Real Life Incident: Cargo Ship Blown Sideways And Collides With Barge

A general cargo ship was sailing in ballast and had passed through Dover Strait in the south-west traffic lane. The weather had deteriorated significantly with the approach of a strong storm, and the south-westerly wind and tidal stream substantially reduced the ship’s progress. The Master attempted to counter the effects of the weather by increasing main engine speed, but this resulted in the ship pitching heavily.

The pitching, coupled with the ballast condition, allowed the propeller to come clear of the water, causing the main engine to overspeed and shut down. This happened on several occasions, but the engineers were able to restart the engine promptly each time. The Master then realised it would be better to turn around and have the seas behind, so he attempted to turn the ship to starboard and steer a reciprocal course until the storm abated.

During the attempted turn, the vessel came beam-on to the sea and began rolling heavily. The effect of the wind on the ship’s structure overcame the turning moment of the rudder and made it impossible to complete the turn. Despite maintaining propulsion, the vessel was blown broadside over more than 7nm while the Master continued to try
to turn the vessel to starboard. The Master had considered deploying an anchor but thought that conditions were such that it was unsafe to allow an anchor party to operate on the forward deck.

Blown sideways and then collision
Image Credit: nautinst.org

Finally, as the vessel drifted closer to shore and towards a rock barge that was anchored nearby, the vessel’s crew deployed both anchors.

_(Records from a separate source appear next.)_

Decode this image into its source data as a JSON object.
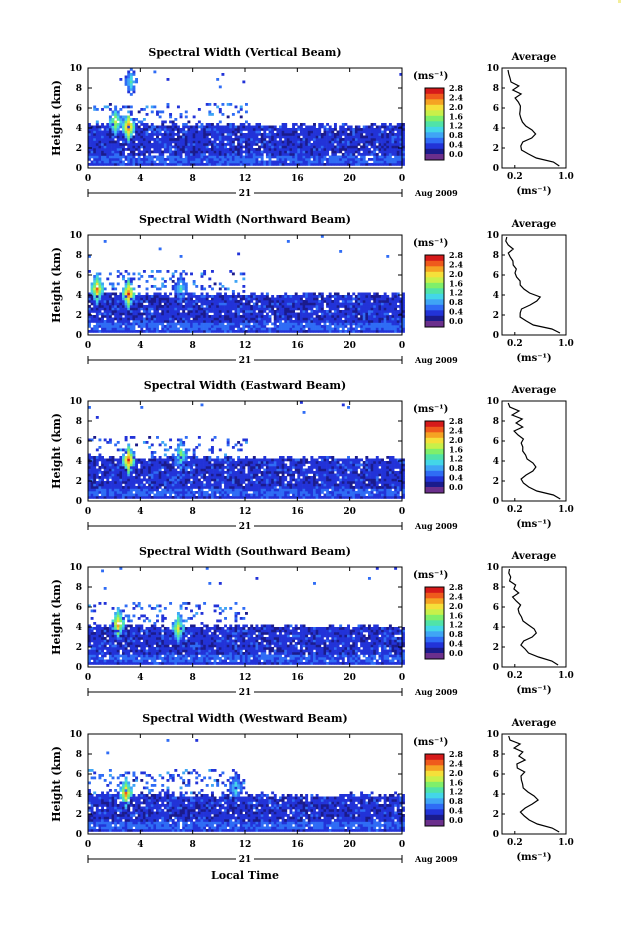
{
  "colors": {
    "colorbar": [
      "#1b1b8c",
      "#2233d8",
      "#2f6cf5",
      "#3fa5f5",
      "#43d6e8",
      "#50e3a8",
      "#7fef6a",
      "#c8f04a",
      "#f5e03a",
      "#f5a323",
      "#ef5a1c",
      "#d61a1a"
    ],
    "below_min": "#6b2f8c",
    "corner_mark": "#f3ef9a"
  },
  "shared": {
    "xticks": [
      "0",
      "4",
      "8",
      "12",
      "16",
      "20",
      "0"
    ],
    "yticks": [
      "0",
      "2",
      "4",
      "6",
      "8",
      "10"
    ],
    "ylabel": "Height (km)",
    "day_label": "21",
    "date_label": "Aug 2009",
    "unit_label": "(ms⁻¹)",
    "colorbar_ticks": [
      "0.0",
      "0.4",
      "0.8",
      "1.2",
      "1.6",
      "2.0",
      "2.4",
      "2.8"
    ],
    "avg_title": "Average",
    "avg_yticks": [
      "0",
      "2",
      "4",
      "6",
      "8",
      "10"
    ],
    "avg_xticks": [
      "0.2",
      "1.0"
    ],
    "avg_xlabel": "(ms⁻¹)",
    "xlabel": "Local Time"
  },
  "chart_data": [
    {
      "type": "heatmap",
      "title": "Spectral Width (Vertical Beam)",
      "x_range_hours": [
        0,
        24
      ],
      "y_range_km": [
        0,
        10
      ],
      "color_range_ms": [
        0.0,
        2.8
      ],
      "cloud_top_km": 4.2,
      "features": [
        {
          "t": 3.0,
          "h": 4.0,
          "v": 2.6
        },
        {
          "t": 2.0,
          "h": 4.5,
          "v": 1.8
        },
        {
          "t": 3.2,
          "h": 8.5,
          "v": 1.2
        }
      ],
      "average_profile": {
        "type": "line",
        "xlim": [
          0.0,
          1.0
        ],
        "ylim": [
          0,
          10
        ],
        "heights_km": [
          0.2,
          0.6,
          1.0,
          1.4,
          1.8,
          2.2,
          2.6,
          3.0,
          3.4,
          3.8,
          4.2,
          4.6,
          5.0,
          5.4,
          5.8,
          6.2,
          6.6,
          7.0,
          7.4,
          7.8,
          8.2,
          8.6,
          9.0,
          9.4,
          9.8
        ],
        "values_ms": [
          0.88,
          0.8,
          0.55,
          0.42,
          0.33,
          0.3,
          0.35,
          0.45,
          0.52,
          0.45,
          0.38,
          0.32,
          0.3,
          0.28,
          0.26,
          0.3,
          0.25,
          0.2,
          0.3,
          0.18,
          0.25,
          0.15,
          0.15,
          0.1,
          0.1
        ]
      }
    },
    {
      "type": "heatmap",
      "title": "Spectral Width (Northward Beam)",
      "x_range_hours": [
        0,
        24
      ],
      "y_range_km": [
        0,
        10
      ],
      "color_range_ms": [
        0.0,
        2.8
      ],
      "cloud_top_km": 4.0,
      "features": [
        {
          "t": 3.0,
          "h": 4.0,
          "v": 2.6
        },
        {
          "t": 0.6,
          "h": 4.5,
          "v": 2.4
        },
        {
          "t": 7.0,
          "h": 4.5,
          "v": 1.2
        }
      ],
      "average_profile": {
        "type": "line",
        "xlim": [
          0.0,
          1.0
        ],
        "ylim": [
          0,
          10
        ],
        "heights_km": [
          0.2,
          0.6,
          1.0,
          1.4,
          1.8,
          2.2,
          2.6,
          3.0,
          3.4,
          3.8,
          4.2,
          4.6,
          5.0,
          5.4,
          5.8,
          6.2,
          6.6,
          7.0,
          7.4,
          7.8,
          8.2,
          8.6,
          9.0,
          9.4,
          9.8
        ],
        "values_ms": [
          0.9,
          0.78,
          0.5,
          0.38,
          0.3,
          0.28,
          0.32,
          0.45,
          0.56,
          0.6,
          0.45,
          0.35,
          0.3,
          0.28,
          0.25,
          0.22,
          0.2,
          0.18,
          0.15,
          0.12,
          0.1,
          0.15,
          0.08,
          0.08,
          0.08
        ]
      }
    },
    {
      "type": "heatmap",
      "title": "Spectral Width (Eastward Beam)",
      "x_range_hours": [
        0,
        24
      ],
      "y_range_km": [
        0,
        10
      ],
      "color_range_ms": [
        0.0,
        2.8
      ],
      "cloud_top_km": 4.2,
      "features": [
        {
          "t": 3.0,
          "h": 4.0,
          "v": 2.6
        },
        {
          "t": 7.0,
          "h": 4.5,
          "v": 1.6
        }
      ],
      "average_profile": {
        "type": "line",
        "xlim": [
          0.0,
          1.0
        ],
        "ylim": [
          0,
          10
        ],
        "heights_km": [
          0.2,
          0.6,
          1.0,
          1.4,
          1.8,
          2.2,
          2.6,
          3.0,
          3.4,
          3.8,
          4.2,
          4.6,
          5.0,
          5.4,
          5.8,
          6.2,
          6.6,
          7.0,
          7.4,
          7.8,
          8.2,
          8.6,
          9.0,
          9.4,
          9.8
        ],
        "values_ms": [
          0.92,
          0.82,
          0.56,
          0.43,
          0.35,
          0.32,
          0.36,
          0.46,
          0.52,
          0.48,
          0.4,
          0.36,
          0.34,
          0.32,
          0.3,
          0.32,
          0.24,
          0.2,
          0.3,
          0.22,
          0.3,
          0.16,
          0.25,
          0.1,
          0.1
        ]
      }
    },
    {
      "type": "heatmap",
      "title": "Spectral Width (Southward Beam)",
      "x_range_hours": [
        0,
        24
      ],
      "y_range_km": [
        0,
        10
      ],
      "color_range_ms": [
        0.0,
        2.8
      ],
      "cloud_top_km": 4.0,
      "features": [
        {
          "t": 2.2,
          "h": 4.2,
          "v": 2.4
        },
        {
          "t": 6.8,
          "h": 3.8,
          "v": 2.0
        }
      ],
      "average_profile": {
        "type": "line",
        "xlim": [
          0.0,
          1.0
        ],
        "ylim": [
          0,
          10
        ],
        "heights_km": [
          0.2,
          0.6,
          1.0,
          1.4,
          1.8,
          2.2,
          2.6,
          3.0,
          3.4,
          3.8,
          4.2,
          4.6,
          5.0,
          5.4,
          5.8,
          6.2,
          6.6,
          7.0,
          7.4,
          7.8,
          8.2,
          8.6,
          9.0,
          9.4,
          9.8
        ],
        "values_ms": [
          0.88,
          0.8,
          0.55,
          0.42,
          0.34,
          0.3,
          0.34,
          0.46,
          0.55,
          0.5,
          0.4,
          0.34,
          0.32,
          0.28,
          0.26,
          0.3,
          0.22,
          0.18,
          0.26,
          0.18,
          0.22,
          0.14,
          0.12,
          0.1,
          0.1
        ]
      }
    },
    {
      "type": "heatmap",
      "title": "Spectral Width (Westward Beam)",
      "x_range_hours": [
        0,
        24
      ],
      "y_range_km": [
        0,
        10
      ],
      "color_range_ms": [
        0.0,
        2.8
      ],
      "cloud_top_km": 3.8,
      "features": [
        {
          "t": 2.8,
          "h": 4.0,
          "v": 2.4
        },
        {
          "t": 11.2,
          "h": 4.5,
          "v": 1.2
        }
      ],
      "average_profile": {
        "type": "line",
        "xlim": [
          0.0,
          1.0
        ],
        "ylim": [
          0,
          10
        ],
        "heights_km": [
          0.2,
          0.6,
          1.0,
          1.4,
          1.8,
          2.2,
          2.6,
          3.0,
          3.4,
          3.8,
          4.2,
          4.6,
          5.0,
          5.4,
          5.8,
          6.2,
          6.6,
          7.0,
          7.4,
          7.8,
          8.2,
          8.6,
          9.0,
          9.4,
          9.8
        ],
        "values_ms": [
          0.9,
          0.8,
          0.56,
          0.42,
          0.34,
          0.3,
          0.34,
          0.45,
          0.55,
          0.48,
          0.4,
          0.35,
          0.33,
          0.3,
          0.28,
          0.34,
          0.26,
          0.22,
          0.36,
          0.24,
          0.35,
          0.2,
          0.3,
          0.12,
          0.1
        ]
      }
    }
  ]
}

By now the vessel had gathered considerable sideways speed and was drifting near 9kt, so the anchors did not hold. To add to the confusion the rock barge was also dragging anchor. Both vessels dragged their anchors over two subsea cables, which were severed as a result. The general cargo vessel collided with the rock barge. At this point, the vessels remained locked together but stopped dragging anchor.

Image Credit: nautinst.org (Collision damage with rock barge )

Lessons learned

  • Good seamanship is, in part, anticipating weather and acting before conditions deteriorate.
  • If severe weather impedes progress, good seamanship usually means having to heave-to and ride out the storm. It can also include deploying one or more anchors to supplement the ship’s propulsion in overcoming the effect of the weather.
  • From this report, it is unclear what specific manoeuvres with helm and engine the Master was using to attempt to turn the vessel. Using robust astern thrust will often help bring the stern into the wind.